Weitere Explosionen blitzten auf, als die Drizil Raketen und Energietorpedos nach einem vorher festgelegten Beschussplan in den Raum entsandten und dort detonieren ließen. Mumford ließ die Positionen des noch vorhandenen Minenfelds auf sein taktisches Hologramm legen.

Er fluchte unterdrückt. Die Drizil wussten es noch nicht, doch sie hatten das Feld bereits so weit ausgedünnt, dass ein halbwegs gefahrloser Vormarsch ihrer Hauptverbände möglich wurde.

Mit schockierender Plötzlichkeit verschwanden zwei ihrer Zerstörer und eine Fregatte vom Plot. Mumford grinste gehässig. Die drei Schiffe waren in einen Bereich des Systems vorgedrungen, in dem noch einige Minen lagen und auf Beute lauerten. Das war Pech für die Drizil, aber gut für Barinbau.

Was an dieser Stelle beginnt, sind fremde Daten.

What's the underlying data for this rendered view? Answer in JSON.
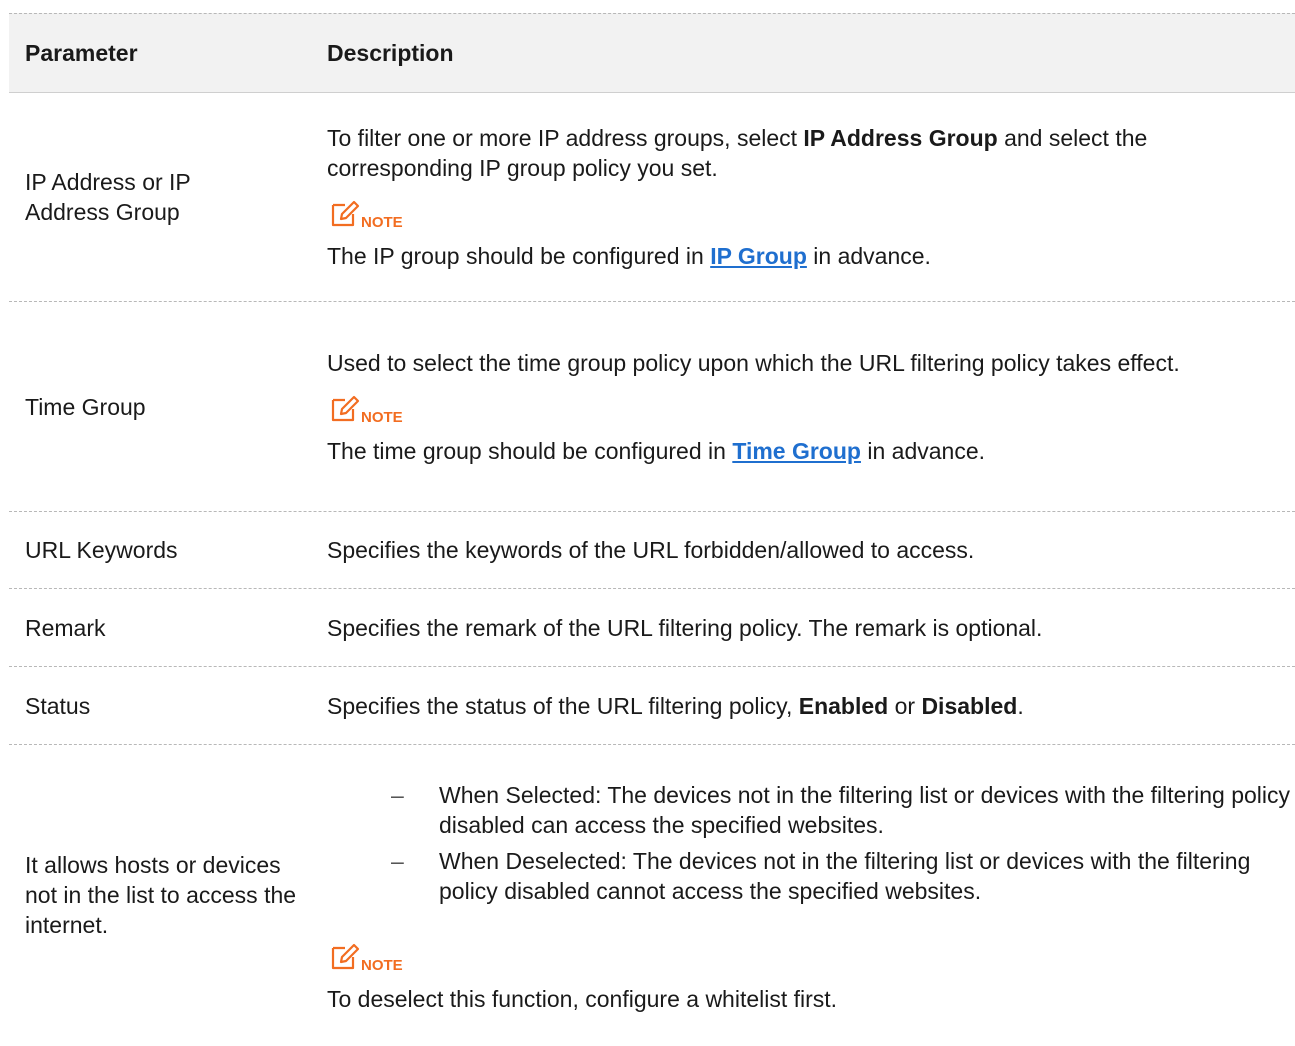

Die Drizil verlangsamten ihren Vormarsch erneut und verdoppelten im Gegenzug den Beschuss. Der unerwartete Verlust dieser drei Schiffe ließ sie vorsichtiger werden. Mumford nickte. Gut, das verschaffte seinen Einheiten und ihm selbst ein wenig mehr Zeit. Allerdings wusste er nicht, ob ihm das viel nutzen würde. Irgendwann wären die Drizil auf Gefechtsentfernung heran. Und sie waren ihm fast zwei zu eins überlegen. Sollte keine Verstärkung eintreffen, würde Barinbau nicht zu halten sein. Das Problem dabei war: Er wusste genau, es gab keine Verstärkung.

Colonel Benedikt Sanchez stapfte in seiner klobigen Kampfrüstung über das Schlachtfeld und huschte dabei behände von Haus zu Haus. Er nutzte jede mögliche Deckung, um den Drizil einen Schritt voraus zu bleiben.

Der Prätorianeroffizier, den Rix aus dem Solsystem gerettet hatte, kommandierte die Bodenverteidigung von Barinbau. Er verfügte über sechshundert gut ausgebildete und ausgezeichnet bewaffnete Prätorianer sowie etwa sechstausend Mann der 111. Fremdenlegion, einer Einheit imperialer Legionäre, die Rix aus den Überresten eines Dutzends während des Krieges aufgeriebener Einheiten zusammengestellt hatte.

Die Legionäre waren gut, keine Frage, doch die meisten von ihnen hatten nie zusammengearbeitet. Sie waren kein Team und darunter litt ihre Effizienz. Irgendwann würden sie vielleicht einmal eine ernst zu nehmende Einheit werden, im Moment waren sie davon aber noch weit entfernt.

Über Sanchez rauschte es und der Prätorianeroffizier hob den Kopf. Driziljäger der Typen Flüsterwind und Blutstachel flogen über ihn hinweg. Er gab seinen Männern ein kurzes Zeichen, still zu verharren. In der Ferne vernahm er, wie die Feindjäger etwas am Boden bombardierten. Vereinzeltes Feuer aus versteckten Bodenstellungen erwiderte den Beschuss. Gleichwohl eilten keine eigenen Jäger herbei, um den Gegner für seine Frechheit zu bestrafen. Das war kein gutes Zeichen. Es bedeutete, die Drizil besaßen die absolute Luftüberlegenheit. Eine Schlacht ohne Luftüberlegenheit war praktisch nicht zu gewinnen.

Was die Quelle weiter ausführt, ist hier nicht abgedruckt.